Question

Solve for x and y: $ 6(ax + by) = 3a + 2b; $ $ 6(bx - ay) = 3b - 2a $

Answer 1

Hint: In the given two equations, first of all convert the coefficient any of the variable common in both the equations and then use addition or subtraction as applicable to remove one of the variables by simplification of the equations and find the values of the variables one by one.
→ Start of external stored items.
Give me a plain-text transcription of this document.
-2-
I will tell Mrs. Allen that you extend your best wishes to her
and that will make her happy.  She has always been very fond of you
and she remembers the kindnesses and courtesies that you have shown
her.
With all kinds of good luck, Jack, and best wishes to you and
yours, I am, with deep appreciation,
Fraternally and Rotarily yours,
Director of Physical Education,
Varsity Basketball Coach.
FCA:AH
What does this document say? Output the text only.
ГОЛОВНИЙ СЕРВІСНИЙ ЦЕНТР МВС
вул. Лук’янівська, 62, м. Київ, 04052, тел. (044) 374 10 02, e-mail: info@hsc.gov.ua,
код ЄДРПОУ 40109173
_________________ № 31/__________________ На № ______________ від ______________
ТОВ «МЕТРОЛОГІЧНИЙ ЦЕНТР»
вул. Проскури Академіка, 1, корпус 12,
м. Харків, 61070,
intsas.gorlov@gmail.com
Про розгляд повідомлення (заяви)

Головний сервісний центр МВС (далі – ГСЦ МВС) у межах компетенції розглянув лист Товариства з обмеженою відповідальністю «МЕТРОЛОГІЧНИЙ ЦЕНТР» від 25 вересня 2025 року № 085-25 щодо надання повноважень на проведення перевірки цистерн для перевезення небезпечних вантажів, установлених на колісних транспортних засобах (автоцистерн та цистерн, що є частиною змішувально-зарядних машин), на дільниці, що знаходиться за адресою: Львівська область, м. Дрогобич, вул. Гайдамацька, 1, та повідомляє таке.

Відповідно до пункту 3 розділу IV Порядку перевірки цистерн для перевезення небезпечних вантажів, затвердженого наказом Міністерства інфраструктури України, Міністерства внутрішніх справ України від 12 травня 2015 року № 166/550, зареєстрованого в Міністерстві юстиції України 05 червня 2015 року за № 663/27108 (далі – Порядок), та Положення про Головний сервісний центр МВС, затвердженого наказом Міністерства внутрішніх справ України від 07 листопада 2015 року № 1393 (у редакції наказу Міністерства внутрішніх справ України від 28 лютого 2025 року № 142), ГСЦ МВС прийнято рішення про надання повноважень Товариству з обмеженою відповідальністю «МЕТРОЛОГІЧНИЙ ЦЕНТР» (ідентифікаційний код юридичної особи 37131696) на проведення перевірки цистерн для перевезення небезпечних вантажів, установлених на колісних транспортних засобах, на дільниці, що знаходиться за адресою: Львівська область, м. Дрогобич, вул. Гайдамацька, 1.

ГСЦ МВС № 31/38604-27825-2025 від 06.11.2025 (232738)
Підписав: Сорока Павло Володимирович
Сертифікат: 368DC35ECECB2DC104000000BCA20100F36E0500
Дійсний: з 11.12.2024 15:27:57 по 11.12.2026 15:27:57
Complete step-by-step answer:
Take the given expressions:
 $ 6(ax + by) = 3a + 2b $
Open the brackets multiplying the term outside the bracket with the terms inside the bracket and also multiply “a” on both the sides of the equation –
 $ 6{a^2}x + 6aby = 3{a^2} + 2ab $ ….. (A)
 $ 6(bx - ay) = 3b - 2a $
Open the brackets multiplying the term outside the bracket with the terms inside the bracket –
 $ 6bx - 6ay = 3b - 2a $
Multiply the above expression with “b”
 $ 6{b^2}x - 6aby = 3{b^2} - 2ab $ ….. (B)
Add equation (A) and the equation (B) –
 $ 6{a^2}x + 6aby + 6{b^2}x - 6aby = 3{b^2} - 2ab + 3{a^2} + 2ab $
Combine the like terms in the above expression –
\[6{a^2}x + 6{b^2}x - 6aby + 6aby = 3{b^2} + 3{a^2} + 2ab - 2ab\]
Like terms with the same value and the opposite sign cancels each other.
\[6{a^2}x + 6{b^2}x = 3{b^2} + 3{a^2}\]
Take common multiple common on the right hand side of the equation –
\[6x({a^2} + {b^2}) = 3({b^2} + {a^2})\]
Make the required term, “x” the subject - term multiplicative on one side if moved to the opposite side then it goes to the denominator.
\[x = \dfrac{{3({b^2} + {a^2})}}{{6({a^2} + {b^2})}}\]
Common multiples from the numerator and the denominator cancel each other.
 $ \Rightarrow x = \dfrac{1}{2} $ ….. (C)
Place above value in the equation (A)
 $ 6{a^2}\dfrac{1}{2} + 6aby = 3{a^2} + 2ab $
Simplify the above equation considering that common multiples from the numerator and the denominator cancel each other.
 $ 3{a^2} + 6aby = 3{a^2} + 2ab $
Same term with the same value and sign cancels each other on both the sides of the equation.
 $ 6aby = + 2ab $
Make “y” the subject –
 $ y = \dfrac{{2ab}}{{6ab}} $
Common factors from the numerator and the denominator cancel each other.
 $ y = \dfrac{1}{3} $ …. (D)
Hence, the values are $ x = \dfrac{1}{2} $ and $ y = \dfrac{1}{3} $
So, the correct answer is “ $ x = \dfrac{1}{2} $ and $ y = \dfrac{1}{3} $ ”.

Note: Be careful about the sign convention while simplifying the equations. When the terms are on one side of the equation then like terms with the opposite sign and same values cancel each other and if the terms are in the opposite direction, then the terms with the same sign cancel each other.